Elle ne saurait être assimilée à une donation déguisée, une commission occulte ou une condition potestative puisqu'elle consiste en un paiement constaté dans un acte authentique qui est la contrepartie des démarches assumées par la société Promettante et justifiées ainsi qu'il a été vu dans l'exposé des faits, pour obtenir la modification du règlement de copropriété et la scission du lot n°3, présenter le projet en vue de discussion en assemblée générale et en assumer les coûts.

Or, ces démarches ont été réalisées par le SCI Sixsides qui a obtenu le vote par l'assemblée générale des copropriétaires lors de l'assemblée générale tenue le 16 décembre 2021 de l'accord quant aux démarches préalable en vue de la cession de la copropriété et de son corollaire et l'accord des copropriétaires pour la mise en conformité du règlement de copropriété aux conditions qui n'étaient autres que celles auxquelles la société CPAI s'était elle-même engagée tenant à l'engagement formel écrit et définitif de l'acquisition de la parcelle [F], et à l'engagement formel, écrit et définitif de la construction projetée d'un immeuble d'habitation avec ses caractéristiques : nature, nombre de niveaux, étage, sous-sol, Ouverture, côté, résidence, type de séparation, avec la résidence mur, en dur ou végétal, description assortie d'un plan.

La scission du lot n°3 a en outre été autorisée lors de l'assemblée générale tenue le 7 mars 2022 aux frais de la SCI Sixsides par le vote de la résolution n°3 dans le cadre de laquelle il a été précisé par le représentant de la SCI Sixsides, les frais très élevés exposés en vue de cette scission.

Enfin la circonstance de l'obtention tardive de l'accord de scission au demeurant non invoquée l'appelante, opposant non pas le retard dans l'exécution de l'obligation d'obtenir une décision définitive de l'assemblée générale mais l'absence de toute diligence, contredite par les présents constatations, serait sans emport dans la mesure où les parties ont stipulé en page 23/24 de la promesse que « ladite promesse de vente sera caduque si bon semble au Bénéficiaire sans indemnité de part ni d'autre si, à la date de réalisation des présentes éventuellement prorogées, ledit vote n'est pas devenu définitif ».

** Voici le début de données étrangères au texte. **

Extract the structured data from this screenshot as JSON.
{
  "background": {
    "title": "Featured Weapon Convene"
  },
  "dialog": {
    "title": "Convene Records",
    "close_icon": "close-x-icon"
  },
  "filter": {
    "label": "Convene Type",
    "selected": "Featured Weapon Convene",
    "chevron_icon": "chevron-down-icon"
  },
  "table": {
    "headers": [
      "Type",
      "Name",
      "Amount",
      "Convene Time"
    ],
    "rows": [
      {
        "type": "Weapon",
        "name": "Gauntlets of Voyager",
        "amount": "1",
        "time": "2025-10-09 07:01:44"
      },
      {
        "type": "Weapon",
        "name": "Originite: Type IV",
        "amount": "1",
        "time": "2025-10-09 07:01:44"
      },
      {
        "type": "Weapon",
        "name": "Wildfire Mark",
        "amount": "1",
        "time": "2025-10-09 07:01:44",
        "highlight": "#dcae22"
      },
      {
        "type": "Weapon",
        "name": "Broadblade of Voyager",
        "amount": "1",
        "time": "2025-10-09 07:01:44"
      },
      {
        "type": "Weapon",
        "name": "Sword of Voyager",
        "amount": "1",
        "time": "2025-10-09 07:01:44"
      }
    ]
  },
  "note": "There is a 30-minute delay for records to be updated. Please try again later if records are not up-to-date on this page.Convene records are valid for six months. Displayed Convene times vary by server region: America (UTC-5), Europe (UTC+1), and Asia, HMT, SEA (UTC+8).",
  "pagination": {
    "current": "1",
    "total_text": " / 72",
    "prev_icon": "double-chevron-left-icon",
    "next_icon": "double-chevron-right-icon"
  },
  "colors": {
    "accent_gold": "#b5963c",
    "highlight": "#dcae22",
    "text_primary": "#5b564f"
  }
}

Il s'en suit que la société SAS Crédit Agricole Immobilier Promotion n'est pas fondée en sa demande en restitution de l'acompte et que c'est à bon droit que le tribunal l'a condamnée à payer à la société Sixsides la somme de 60 000 euros correspondant au second acompte dû à l'échéance du 1er octobre 2020.

Le jugement sera donc confirmé de ces chefs.

Les frais irrépétibles et les dépens

Le jugement sera confirmé en ce qu'il a condamné la SAS Crédit Agricole Immobilier Promotion à régler à la société SCI Sixsides une somme de 3 000 euros au titre des frais irrépétibles outre les dépens.

Y ajoutant la SAS Crédit Agricole Immobilier Promotion sera condamnée à régler à la SCI Sixsides une somme de 6 000 euros au titre des frais irrépétibles exposés en appel ainsi que les dépens de l'appel.

PAR CES MOTIFS

LA COUR

CONFIRME en toutes ses dispositions le jugement ;

Y ajoutant,

CONDAMNE la SAS Crédit Agricole Immobilier Promotion à régler à la SCI Sixsides une somme de 6 000 euros au titre des frais irrépétibles exposés en appel ainsi que les dépens de l'appel.